User data from seven Hong-Kong based Virtual Private Network (VPN) apps was exposed online due to lack of server-side security measures, according to a report by vpnMentor. You may also note that the Rabbit VPN app is no longer available on the Google Play Store.
As per vpnMentor researchers, a VPN analyser, a server shared by several free VPN providers like Super VPN, Fast VPN, Free VPN, UFO VPN, Rabbit VPN, Flash VPN and Secure VPN, was exposed online without any authorization. Details include the Personally identifiable information like email addresses, home addresses, clear text passwords, IP addresses etc. Again, all these services have apps on the Play Store, each ranging from 10 thousand to 1 million installs. Researchers have discovered that the data of potentially all of these 20 million users has been leaked online, totalling up to as much as 1.2TB worth of data.
It also maintained that the company collected logs for performance monitoring and had kept them in an anonymized form, which vpnMentor refuted. One study found that VPN use quadrupled between 2016 and 2018 as consumers rushed to protect data in the wake of scandals, breaches, and hacks.
Once UFO VPN was informed about the leak, it reportedly fixed the issue. Not only is that not true (ISPs, for example, have a universe of ways to track you anyway), many VPN providers are even less ethical than privacy-scandal-plagued companies or ISPs.
The team at vpnMentor found that the VPNs share an Elasticssearch server, have a single recipient for payments, Dreamfii HK Limited, and share a lot of the assets.
After the recent incident, a spokesperson for UFO VPN claimed that the database didn't feature any personal information, and added that Coronavirus pandemic prevented its staff from securing the server. It is all too simple for some organizations to rebrand providers without having getting held to account for their claims.

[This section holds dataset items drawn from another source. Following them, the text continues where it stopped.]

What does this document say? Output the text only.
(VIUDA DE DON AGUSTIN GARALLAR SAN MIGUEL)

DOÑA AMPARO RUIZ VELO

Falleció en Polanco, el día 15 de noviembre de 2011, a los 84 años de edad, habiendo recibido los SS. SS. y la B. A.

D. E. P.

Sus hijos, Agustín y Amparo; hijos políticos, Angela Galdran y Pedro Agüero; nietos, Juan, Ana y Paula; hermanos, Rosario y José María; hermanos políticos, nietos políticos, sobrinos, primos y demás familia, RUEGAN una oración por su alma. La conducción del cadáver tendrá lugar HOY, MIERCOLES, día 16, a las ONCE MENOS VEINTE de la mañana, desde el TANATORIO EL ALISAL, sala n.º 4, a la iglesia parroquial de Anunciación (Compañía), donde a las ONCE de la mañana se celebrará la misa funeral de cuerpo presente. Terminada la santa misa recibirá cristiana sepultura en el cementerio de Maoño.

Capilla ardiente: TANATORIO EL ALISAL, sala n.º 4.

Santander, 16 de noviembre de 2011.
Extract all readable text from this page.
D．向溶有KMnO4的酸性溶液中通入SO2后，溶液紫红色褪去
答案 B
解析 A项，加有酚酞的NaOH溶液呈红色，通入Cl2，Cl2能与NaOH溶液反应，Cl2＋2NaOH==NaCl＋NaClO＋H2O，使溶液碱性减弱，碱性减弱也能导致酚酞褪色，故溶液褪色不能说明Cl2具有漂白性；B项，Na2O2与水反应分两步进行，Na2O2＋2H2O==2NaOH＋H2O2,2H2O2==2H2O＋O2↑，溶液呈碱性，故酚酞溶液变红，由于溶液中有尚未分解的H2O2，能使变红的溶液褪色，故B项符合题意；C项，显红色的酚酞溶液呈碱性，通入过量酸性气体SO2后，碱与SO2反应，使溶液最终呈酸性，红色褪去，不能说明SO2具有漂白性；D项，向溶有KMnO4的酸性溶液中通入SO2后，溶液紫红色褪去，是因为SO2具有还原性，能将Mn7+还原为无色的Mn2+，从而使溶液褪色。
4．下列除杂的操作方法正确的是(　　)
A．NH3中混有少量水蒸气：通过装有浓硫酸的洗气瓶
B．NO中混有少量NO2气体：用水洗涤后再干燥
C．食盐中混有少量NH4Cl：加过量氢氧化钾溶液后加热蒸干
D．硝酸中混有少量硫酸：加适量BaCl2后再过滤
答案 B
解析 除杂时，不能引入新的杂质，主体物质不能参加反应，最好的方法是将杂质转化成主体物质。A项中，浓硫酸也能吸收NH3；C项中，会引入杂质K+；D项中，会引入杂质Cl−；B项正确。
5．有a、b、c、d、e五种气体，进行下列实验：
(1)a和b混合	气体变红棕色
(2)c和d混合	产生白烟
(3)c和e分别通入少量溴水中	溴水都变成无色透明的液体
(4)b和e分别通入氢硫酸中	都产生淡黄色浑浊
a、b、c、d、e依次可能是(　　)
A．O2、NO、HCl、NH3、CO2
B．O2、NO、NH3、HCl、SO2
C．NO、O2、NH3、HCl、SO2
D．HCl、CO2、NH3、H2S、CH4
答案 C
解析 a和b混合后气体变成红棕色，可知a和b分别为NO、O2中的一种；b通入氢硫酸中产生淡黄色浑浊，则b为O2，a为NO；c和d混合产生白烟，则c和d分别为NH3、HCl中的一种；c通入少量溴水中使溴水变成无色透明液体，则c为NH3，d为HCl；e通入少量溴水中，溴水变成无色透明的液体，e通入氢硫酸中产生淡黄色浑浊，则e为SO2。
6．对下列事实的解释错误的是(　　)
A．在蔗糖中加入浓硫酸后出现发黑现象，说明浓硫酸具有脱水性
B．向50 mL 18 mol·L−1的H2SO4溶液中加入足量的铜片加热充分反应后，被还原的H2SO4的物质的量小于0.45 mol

Why are VPN servers being removed from Hong Kong?With these happening, it might be risky for the region since threats to authorities may take advantage of VPNs to stay away from censorship and surveillance from mainland China.
This data leak shouldn't be taken lightly, as it may lead to numerous cases of phishing and fraud. In the meantime, if you use one of the affected services, it's probably time to start changing passwords.